Entro no gabinete. Ponho uma questão. sinto a conversa logo a tomar uma tonalidade que não quero. as minhas questões não estão a ser respondidas. ouço um relato que não me interessa e afirmações de factos que não sabia existirem. Então particularizo o movimento dos lábios da senhora: movimentos bem definidos, sem receio. E os olhos: não vibram: não exprimem qualquer sensação: olhos de quem está a ver televisão. Respiro fundo. Acentuo o tom da minha voz e com palavras bem pronunciadas e lentas, olho nos olhos e começo de novo.
22/03/2004
 
Corte de faca
Faca. Brilho laminar. de perigo. manteiga que corta em deslizes que sorriem e olhos que cerram num aprofundar de dor. a faca chega ao limite da minha existencia. à minha pele. OUSA penetrar no meu espaço. na minha pele. recusa ser discreta e sem dor. na minha pele: um rasgo sem profundidade nos meus olhos. Não tenho coragem de olhar. Nao quero constatar que existo.que sou vulneravel.

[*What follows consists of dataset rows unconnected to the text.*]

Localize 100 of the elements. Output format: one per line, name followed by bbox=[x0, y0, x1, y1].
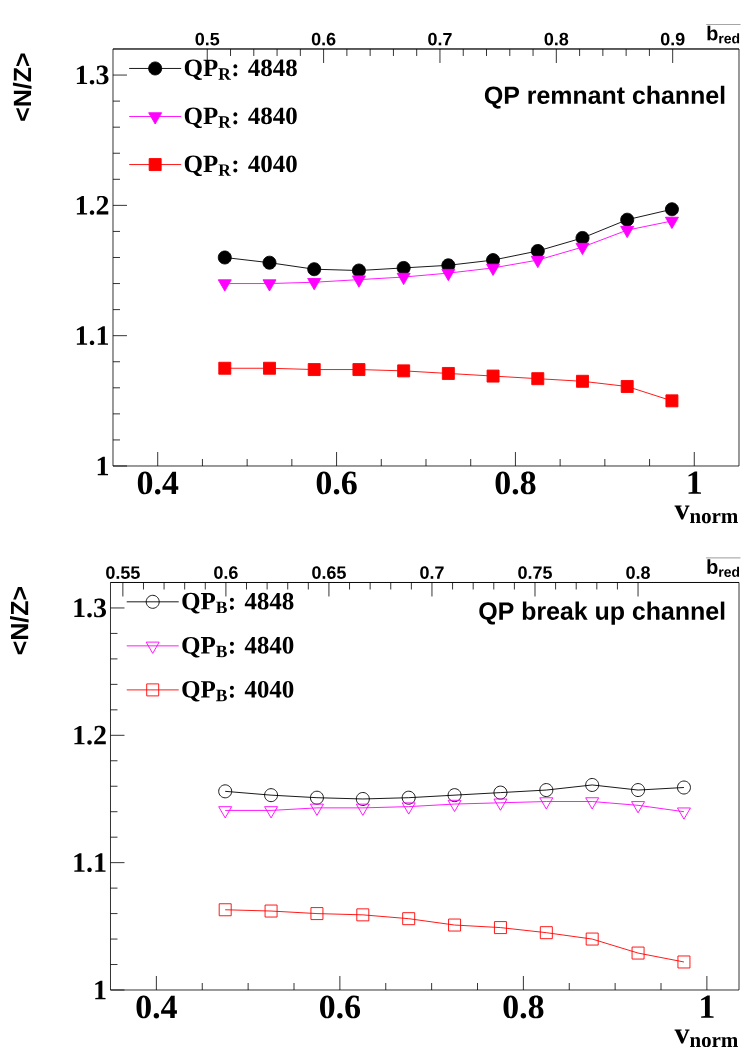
point bbox=[677, 955, 691, 969]
point bbox=[585, 932, 599, 946]
point bbox=[396, 272, 411, 285]
point bbox=[539, 926, 553, 940]
point bbox=[631, 946, 645, 960]
x2-tick-label: 0.7 bbox=[420, 566, 444, 579]
x-tick-label: 0.8 bbox=[495, 471, 536, 495]
point bbox=[575, 242, 590, 256]
point bbox=[631, 801, 646, 814]
point bbox=[264, 806, 279, 819]
text: QP break up channel bbox=[479, 601, 725, 625]
point bbox=[585, 778, 600, 792]
point bbox=[576, 374, 589, 388]
x-tick-label: 0.8 bbox=[503, 995, 544, 1019]
x-axis-title: v$_{norm}$ bbox=[674, 505, 738, 524]
legend-label: QP$_{B}$: 4040 bbox=[182, 680, 294, 702]
point bbox=[218, 806, 233, 819]
x-tick-label: 0.6 bbox=[316, 471, 357, 495]
x2-tick-label: 0.8 bbox=[626, 566, 650, 579]
x2-tick-label: 0.6 bbox=[214, 566, 238, 579]
point bbox=[217, 250, 232, 265]
y-tick-label: 1.1 bbox=[74, 853, 106, 873]
point bbox=[355, 803, 370, 816]
y-tick-label: 1.2 bbox=[74, 725, 106, 745]
point bbox=[448, 918, 462, 932]
point bbox=[531, 372, 545, 386]
point bbox=[530, 244, 545, 258]
point bbox=[218, 361, 232, 375]
legend-label: QP$_{B}$: 4840 bbox=[182, 636, 294, 658]
point bbox=[351, 275, 366, 288]
point bbox=[664, 216, 679, 229]
point bbox=[264, 904, 278, 918]
y-axis-title: <N/Z> bbox=[10, 587, 29, 655]
point bbox=[397, 364, 411, 378]
point bbox=[447, 799, 462, 813]
x2-tick-label: 0.9 bbox=[660, 32, 685, 46]
x2-tick-label: 0.65 bbox=[312, 566, 346, 579]
point bbox=[494, 921, 507, 935]
point bbox=[665, 394, 679, 408]
point bbox=[493, 798, 508, 811]
point bbox=[217, 279, 232, 292]
y-tick-label: 1.3 bbox=[74, 598, 107, 618]
x-tick-label: 0.6 bbox=[320, 995, 361, 1019]
x2-tick-label: 0.5 bbox=[195, 32, 220, 46]
point bbox=[310, 907, 324, 921]
legend-label: QP$_{R}$: 4848 bbox=[184, 59, 297, 81]
y-tick-label: 1.3 bbox=[76, 65, 109, 85]
text: QP remnant channel bbox=[484, 85, 725, 109]
point bbox=[441, 268, 456, 282]
point bbox=[401, 790, 416, 805]
point bbox=[539, 797, 554, 810]
point bbox=[218, 903, 232, 917]
x-axis-title: v$_{norm}$ bbox=[674, 1029, 738, 1047]
point bbox=[620, 380, 634, 393]
y-axis-title: <N/Z> bbox=[12, 53, 32, 121]
point bbox=[631, 783, 646, 798]
x-tick-label: 1 bbox=[701, 995, 714, 1018]
y-tick-label: 1.1 bbox=[76, 326, 109, 346]
point bbox=[530, 255, 545, 269]
legend-label: QP$_{R}$: 4040 bbox=[184, 155, 297, 177]
x2-tick-label: 0.8 bbox=[544, 32, 569, 46]
point bbox=[355, 792, 370, 806]
point bbox=[620, 225, 635, 239]
legend-label: QP$_{B}$: 4848 bbox=[182, 592, 294, 614]
point bbox=[620, 212, 635, 227]
point bbox=[262, 255, 277, 270]
point bbox=[447, 788, 462, 803]
x-tick-label: 0.4 bbox=[137, 471, 179, 495]
point bbox=[307, 363, 321, 377]
point bbox=[664, 202, 679, 217]
y-tick-label: 1 bbox=[97, 456, 109, 476]
x2-tick-label: 0.55 bbox=[106, 566, 140, 579]
point bbox=[402, 912, 416, 926]
point bbox=[310, 803, 324, 816]
point bbox=[401, 802, 416, 815]
x-tick-label: 0.4 bbox=[136, 995, 177, 1019]
point bbox=[585, 797, 600, 810]
x2-tick-label: 0.7 bbox=[428, 32, 452, 46]
x2-axis-title: b$_{red}$ bbox=[707, 559, 740, 577]
point bbox=[307, 262, 322, 277]
point bbox=[441, 367, 455, 380]
point bbox=[396, 260, 411, 275]
point bbox=[486, 369, 500, 383]
x-tick-label: 1 bbox=[688, 471, 701, 494]
point bbox=[493, 785, 508, 800]
point bbox=[677, 780, 691, 795]
point bbox=[264, 788, 279, 803]
point bbox=[539, 783, 554, 798]
point bbox=[486, 263, 501, 276]
y-tick-label: 1 bbox=[95, 980, 106, 1000]
point bbox=[263, 361, 276, 375]
x2-axis-title: b$_{red}$ bbox=[707, 25, 740, 44]
point bbox=[575, 230, 590, 245]
x2-tick-label: 0.75 bbox=[518, 566, 552, 579]
point bbox=[307, 278, 322, 291]
y-tick-label: 1.2 bbox=[76, 195, 109, 215]
point bbox=[677, 807, 691, 820]
point bbox=[309, 790, 324, 805]
legend-label: QP$_{R}$: 4840 bbox=[184, 107, 297, 129]
point bbox=[262, 279, 277, 292]
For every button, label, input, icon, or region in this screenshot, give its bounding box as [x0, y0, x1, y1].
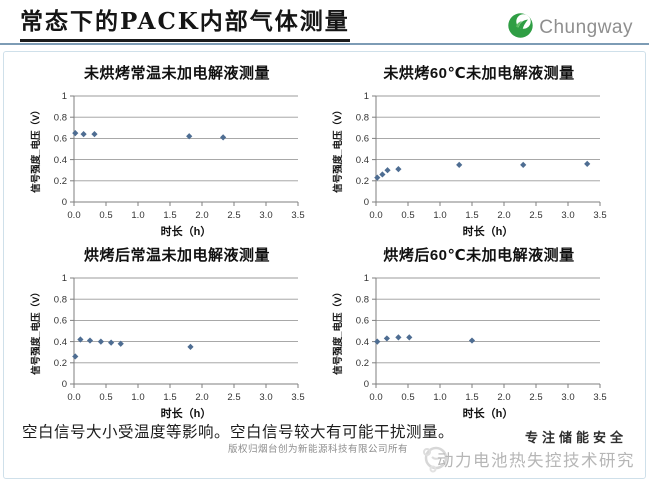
svg-text:2.0: 2.0: [195, 210, 208, 221]
svg-text:时长（h）: 时长（h）: [463, 224, 514, 238]
svg-text:0.0: 0.0: [369, 210, 382, 221]
svg-text:0.6: 0.6: [54, 316, 67, 327]
scatter-plot: 0 0.2 0.4 0.6 0.8 1 0.0 0.5 1.0 1.5 2.0 2.5 3.0 3.5 时长…: [30, 273, 305, 420]
svg-text:0.5: 0.5: [401, 210, 414, 221]
svg-text:0.4: 0.4: [356, 155, 369, 166]
content-panel: [3, 51, 646, 479]
svg-text:1.0: 1.0: [433, 210, 446, 221]
svg-text:0.5: 0.5: [401, 392, 414, 403]
svg-text:0.2: 0.2: [356, 358, 369, 369]
svg-text:3.5: 3.5: [291, 210, 304, 221]
svg-text:时长（h）: 时长（h）: [161, 406, 212, 420]
slogan-text: 专注储能安全: [524, 431, 627, 446]
svg-text:1: 1: [62, 91, 67, 102]
svg-text:0: 0: [62, 197, 67, 208]
svg-text:2.5: 2.5: [227, 210, 240, 221]
svg-text:1.0: 1.0: [433, 392, 446, 403]
svg-text:0.8: 0.8: [54, 112, 67, 123]
svg-text:3.0: 3.0: [259, 210, 272, 221]
svg-text:信号强度_电压（V）: 信号强度_电压（V）: [30, 105, 42, 193]
watermark-text: 动力电池热失控技术研究: [437, 452, 635, 470]
svg-text:0.4: 0.4: [54, 337, 67, 348]
svg-text:3.0: 3.0: [561, 392, 574, 403]
chart-baked-60c: 烘烤后60℃未加电解液测量 0 0.2 0.4 0.6 0.8 1 0.0 0.5 1.0 1.5…: [328, 246, 630, 424]
svg-text:0: 0: [364, 379, 369, 390]
svg-text:0.8: 0.8: [356, 112, 369, 123]
chart-title: 烘烤后60℃未加电解液测量: [383, 247, 575, 264]
chart-unbaked-60c: 未烘烤60℃未加电解液测量 0 0.2 0.4 0.6 0.8 1 0.0 0.5 1.0 1.5…: [328, 64, 630, 242]
svg-text:3.5: 3.5: [291, 392, 304, 403]
svg-text:1.5: 1.5: [163, 210, 176, 221]
chungway-logo-icon: [507, 12, 534, 44]
svg-text:1.0: 1.0: [131, 392, 144, 403]
header-divider: [0, 43, 649, 45]
scatter-plot: 0 0.2 0.4 0.6 0.8 1 0.0 0.5 1.0 1.5 2.0 2.5 3.0 3.5 时长…: [332, 91, 607, 238]
svg-text:3.5: 3.5: [593, 392, 606, 403]
svg-text:0.0: 0.0: [67, 210, 80, 221]
logo-wordmark: Chungway: [539, 17, 633, 38]
svg-text:2.5: 2.5: [529, 210, 542, 221]
chart-title: 未烘烤常温未加电解液测量: [83, 65, 270, 82]
svg-text:2.0: 2.0: [497, 210, 510, 221]
svg-text:1.5: 1.5: [465, 210, 478, 221]
svg-text:2.0: 2.0: [195, 392, 208, 403]
conclusion-note: 空白信号大小受温度等影响。空白信号较大有可能干扰测量。: [22, 424, 455, 441]
svg-text:0: 0: [62, 379, 67, 390]
svg-text:0.2: 0.2: [54, 176, 67, 187]
svg-text:3.5: 3.5: [593, 210, 606, 221]
scatter-plot: 0 0.2 0.4 0.6 0.8 1 0.0 0.5 1.0 1.5 2.0 2.5 3.0 3.5 时长…: [332, 273, 607, 420]
svg-text:3.0: 3.0: [561, 210, 574, 221]
svg-text:2.5: 2.5: [227, 392, 240, 403]
svg-text:0.8: 0.8: [356, 294, 369, 305]
svg-text:信号强度_电压（V）: 信号强度_电压（V）: [30, 287, 42, 375]
svg-text:0.6: 0.6: [356, 316, 369, 327]
svg-text:时长（h）: 时长（h）: [161, 224, 212, 238]
svg-text:0.5: 0.5: [99, 392, 112, 403]
copyright-text: 版权归烟台创为新能源科技有限公司所有: [228, 444, 409, 455]
svg-text:0.5: 0.5: [99, 210, 112, 221]
svg-text:1.5: 1.5: [163, 392, 176, 403]
logo: Chungway: [507, 12, 633, 44]
svg-text:1: 1: [364, 91, 369, 102]
svg-text:0.8: 0.8: [54, 294, 67, 305]
svg-text:1.5: 1.5: [465, 392, 478, 403]
svg-text:0.6: 0.6: [54, 134, 67, 145]
svg-text:0.4: 0.4: [356, 337, 369, 348]
svg-text:1: 1: [364, 273, 369, 284]
svg-text:0.0: 0.0: [369, 392, 382, 403]
svg-text:3.0: 3.0: [259, 392, 272, 403]
svg-text:信号强度_电压（V）: 信号强度_电压（V）: [332, 287, 344, 375]
chart-title: 未烘烤60℃未加电解液测量: [383, 65, 575, 82]
chart-baked-room-temp: 烘烤后常温未加电解液测量 0 0.2 0.4 0.6 0.8 1 0.0 0.5 1.0 1.5 2…: [26, 246, 328, 424]
svg-text:时长（h）: 时长（h）: [463, 406, 514, 420]
svg-text:信号强度_电压（V）: 信号强度_电压（V）: [332, 105, 344, 193]
chart-unbaked-room-temp: 未烘烤常温未加电解液测量 0 0.2 0.4 0.6 0.8 1 0.0 0.5 1.0 1.5 2…: [26, 64, 328, 242]
svg-text:0.2: 0.2: [54, 358, 67, 369]
svg-text:1.0: 1.0: [131, 210, 144, 221]
svg-text:1: 1: [62, 273, 67, 284]
svg-text:0.6: 0.6: [356, 134, 369, 145]
svg-text:2.5: 2.5: [529, 392, 542, 403]
scatter-plot: 0 0.2 0.4 0.6 0.8 1 0.0 0.5 1.0 1.5 2.0 2.5 3.0 3.5 时长…: [30, 91, 305, 238]
page-title: 常态下的PACK内部气体测量: [20, 8, 350, 42]
svg-text:0.4: 0.4: [54, 155, 67, 166]
svg-text:0: 0: [364, 197, 369, 208]
chart-title: 烘烤后常温未加电解液测量: [83, 247, 270, 264]
svg-text:2.0: 2.0: [497, 392, 510, 403]
panda-stamp-icon: [420, 445, 450, 478]
svg-text:0.0: 0.0: [67, 392, 80, 403]
svg-text:0.2: 0.2: [356, 176, 369, 187]
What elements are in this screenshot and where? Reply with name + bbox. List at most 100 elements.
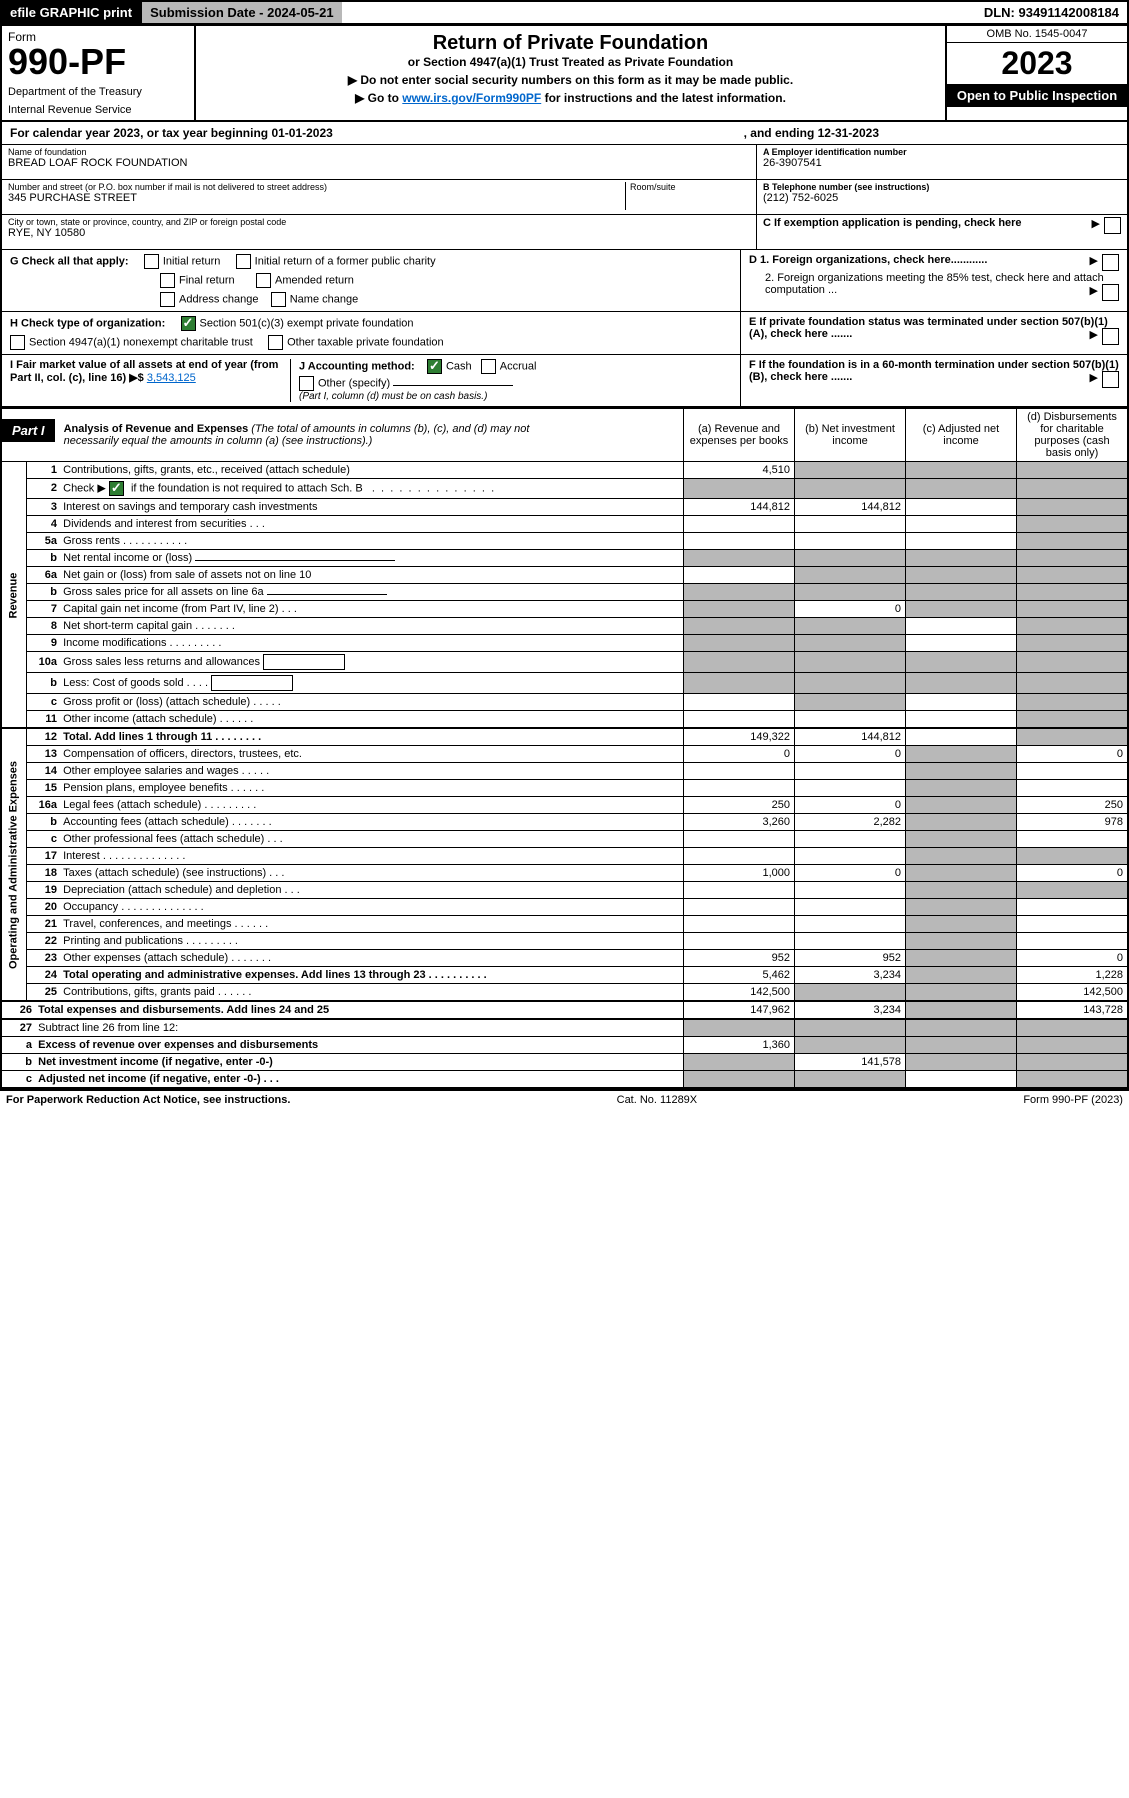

Respiro. respiro: expiro um olhar cruzado de coragem. Isto acontece. AHAH isto acontece.
Olho penetrante a ferida. o rasgo, curto. Fixo os olhos em bordos latejantes e vermelhos que tento unir com o olhar: eu resisto a tudo. em poucos segundos a ferida desaparecerá . Zaz e o sangue parará. Claro que demora uns segundos: os globulos brancos têm que estudar a melhor maneira para proteger o que é meu.
Espero.tic tac. NÃO. e NÃO: continuo a sangrar. ninguém me ajuda. o meu corpo não reage. não luta. não me obdece. o meu pensamento não vale nada no meu sangue.

Mãe arranja-me um penso!

18/03/2004
 
Naquele dia acordei cedo.

Cedo de frio. calcei as meias do dia anterior e a camisa: vesti uma lavada. uma cinzenta a fugir para o claro. da cor do céu desse dia. As calças foram as mesmas de sempre. as mesmas de que não me canso lembrar. Quero um acordar tranquilo.
antes de sair de casa, calço os sapatos cansados de me verem. penso: tenho que pôr uma nota na agenda para me lembrar que preciso de uns sapatos novos. "preciso de uns sapatos novos".
A minha agenda foi a minha ultima aquisição. comprida demais para me caber no bolso. pequena demais para escrever tudo o que queria: Eu não sou perfeito. ou talvez seja completamente imperfeito.
A minha relação com as agendas sempre foi pouco cumplice. Sempre que tinha uma, perdia-a: porque a razão de uma agenda é não ter que estar sempre a pensar no que tenho que fazer.basta ir lá ver de vez enquando e já está. logo recordo. Ora, ao deixar de me preocupar tanto com os meus compromissos também me deixava de preocupar com a minha agenda: e esquecia-me dela. E esquecia-me dela. Mas confesso que não quero acordar todos os dias a pensar o que tenho para fazer nesse dia, no seguinte, depois. Vou tentar bater um record.
15/03/2004
 
Sempre que vou à casa de banho, com a ideia focada num urinar agradável, sou confrontado com uma realidade que ainda me perturba: carregar no descarregador da água. um botão metálico que acciona um descarregar de água fresca e inodora. um botão metálico brilhante que facilmente incrimina dedadas de pessoas diferentes de mim: confesso. nao carrego nesse botão.
Ora um belo dia, ouvi o descarregar da água. tinha sido eu. observei pormenorizadamente o botão de descarga. era uma produção artesanal à moda Portuguesa. feito com um daqueles interruptores de electricidade. mas acreditem: funciona. a minha tão grande proximidade a esses interruptores inconscientemente me impeliu o movimento no seu sentido. tic. xxxxxxx e lá fui embora.confuso.